There is one thing that could be a pretty huge game-changer: Minx going on ADD meds. Imagine: a Minx who actually heard what I said to him the first time! Who didn’t irritably shush me all the time because he couldn’t concentrate on what I was saying! A Minx I could give a relationship-help book to and he could actually read it! And more than that: one of my Facebook acquaintances talked about dating a guy on ADD who then went on meds, and she said the difference was like night and day – one of the biggest things she mentioned was that her boy finished what he started instead of endlessly talking about his big plans but never actually making good on them. Maybe meds would allow Minx to actually complete one of the five or six comic book ideas he’s been tossing around since college! He could actually live up to his potential! My heart would explode with joy.
Even if he’s taken the necessary steps to get on meds by the time we start speaking again (which I seriously doubt he’ll do), I strongly suspect that neither of us will want to revisit the relationship. It seems like a compelling idea now, when the psychological wounds from being severed from each other are fresh, but by the end of our hiatus things will probably have scabbed over to a point where we can’t graft him back onto me. If you’ll excuse the laboured metaphor.

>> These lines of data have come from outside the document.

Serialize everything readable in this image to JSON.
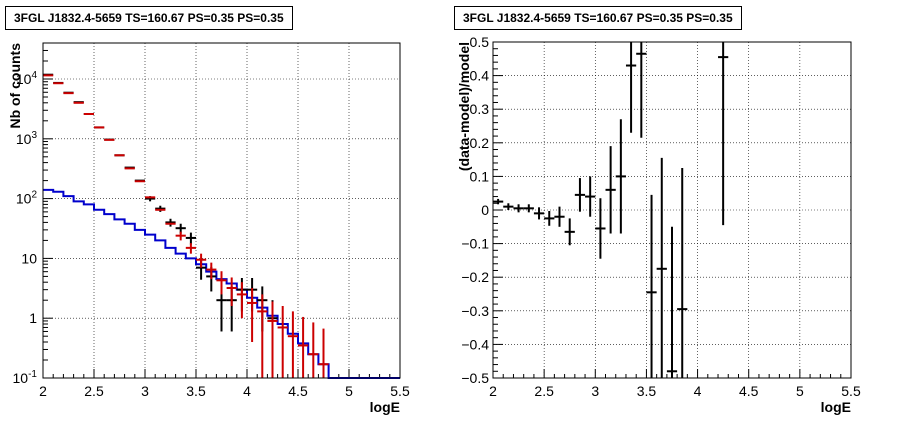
{
  "chart_data": [
    {
      "type": "histogram-line",
      "title": "3FGL J1832.4-5659 TS=160.67 PS=0.35 PS=0.35",
      "xlabel": "logE",
      "ylabel": "Nb of counts",
      "xlim": [
        2,
        5.5
      ],
      "ylim": [
        0.1,
        40000
      ],
      "yscale": "log",
      "grid": true,
      "x_ticks": [
        "2",
        "2.5",
        "3",
        "3.5",
        "4",
        "4.5",
        "5",
        "5.5"
      ],
      "y_ticks": [
        "10^-1",
        "1",
        "10",
        "10^2",
        "10^3",
        "10^4"
      ],
      "series": [
        {
          "color": "#0000cc",
          "style": "step",
          "bin_edges": [
            2.0,
            2.1,
            2.2,
            2.3,
            2.4,
            2.5,
            2.6,
            2.7,
            2.8,
            2.9,
            3.0,
            3.1,
            3.2,
            3.3,
            3.4,
            3.5,
            3.6,
            3.7,
            3.8,
            3.9,
            4.0,
            4.1,
            4.2,
            4.3,
            4.4,
            4.5,
            4.6,
            4.7,
            4.8,
            5.5
          ],
          "values": [
            140,
            130,
            110,
            90,
            80,
            65,
            55,
            45,
            38,
            30,
            25,
            20,
            15,
            12,
            10,
            8,
            6,
            4.5,
            3.8,
            3,
            2.2,
            1.5,
            1.1,
            0.8,
            0.55,
            0.38,
            0.25,
            0.17,
            0.1
          ]
        },
        {
          "color": "#cc0000",
          "style": "errorbar",
          "x": [
            2.05,
            2.15,
            2.25,
            2.35,
            2.45,
            2.55,
            2.65,
            2.75,
            2.85,
            2.95,
            3.05,
            3.15,
            3.25,
            3.35,
            3.45,
            3.55,
            3.65,
            3.75,
            3.85,
            3.95,
            4.05,
            4.15,
            4.25,
            4.35,
            4.45,
            4.55,
            4.65,
            4.75
          ],
          "y": [
            11500,
            8500,
            5800,
            4000,
            2600,
            1550,
            960,
            530,
            320,
            195,
            105,
            65,
            38,
            24,
            15,
            9.5,
            6.5,
            4.3,
            3.2,
            2.5,
            1.8,
            1.3,
            0.9,
            0.7,
            0.5,
            0.35,
            0.25,
            0.17
          ],
          "y_err": [
            0,
            0,
            0,
            0,
            0,
            0,
            0,
            0,
            0,
            0,
            0,
            0,
            0,
            4,
            3,
            2.5,
            2,
            1.8,
            1.6,
            1.5,
            1.4,
            1.2,
            1.0,
            0.9,
            0.8,
            0.7,
            0.6,
            0.5
          ]
        },
        {
          "color": "#000000",
          "style": "errorbar",
          "x": [
            2.05,
            2.15,
            2.25,
            2.35,
            2.45,
            2.55,
            2.65,
            2.75,
            2.85,
            2.95,
            3.05,
            3.15,
            3.25,
            3.35,
            3.45,
            3.55,
            3.65,
            3.75,
            3.85,
            3.95,
            4.05,
            4.15,
            4.25
          ],
          "y": [
            11800,
            8600,
            5900,
            4100,
            2600,
            1550,
            970,
            530,
            330,
            200,
            100,
            68,
            40,
            32,
            22,
            7,
            5,
            2,
            2,
            3,
            3,
            2,
            1
          ],
          "y_err": [
            0,
            0,
            0,
            0,
            0,
            0,
            0,
            0,
            0,
            0,
            10,
            8,
            6,
            6,
            5,
            2.6,
            2.2,
            1.4,
            1.4,
            1.7,
            1.7,
            1.4,
            1.0
          ]
        }
      ]
    },
    {
      "type": "errorbar",
      "title": "3FGL J1832.4-5659 TS=160.67 PS=0.35 PS=0.35",
      "xlabel": "logE",
      "ylabel": "(data-model)/model",
      "xlim": [
        2,
        5.5
      ],
      "ylim": [
        -0.5,
        0.5
      ],
      "grid": true,
      "x_ticks": [
        "2",
        "2.5",
        "3",
        "3.5",
        "4",
        "4.5",
        "5",
        "5.5"
      ],
      "y_ticks": [
        "−0.5",
        "−0.4",
        "−0.3",
        "−0.2",
        "−0.1",
        "0",
        "0.1",
        "0.2",
        "0.3",
        "0.4",
        "0.5"
      ],
      "series": [
        {
          "color": "#000000",
          "x": [
            2.05,
            2.15,
            2.25,
            2.35,
            2.45,
            2.55,
            2.65,
            2.75,
            2.85,
            2.95,
            3.05,
            3.15,
            3.25,
            3.35,
            3.45,
            3.55,
            3.65,
            3.75,
            3.85,
            4.25
          ],
          "y": [
            0.025,
            0.01,
            0.005,
            0.005,
            -0.01,
            -0.025,
            -0.02,
            -0.065,
            0.045,
            0.04,
            -0.055,
            0.06,
            0.1,
            0.43,
            0.465,
            -0.245,
            -0.175,
            -0.48,
            -0.295,
            0.455
          ],
          "y_err": [
            0.008,
            0.01,
            0.012,
            0.012,
            0.018,
            0.022,
            0.03,
            0.04,
            0.05,
            0.06,
            0.09,
            0.13,
            0.17,
            0.2,
            0.25,
            0.29,
            0.33,
            0.43,
            0.42,
            0.5
          ]
        }
      ]
    }
  ]
}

I hate the idea of things with Minx becoming distant and awkward. I hate the fact that we’ll probably have coffee or something in three months and not even know what to say to each other, when I used to feel closer to him than to anyone else in the world. I hate the fact that by the time this hypothetical future coffee-meeting actually comes to pass, I likely won’t be bothered that much by my lack of strong feelings.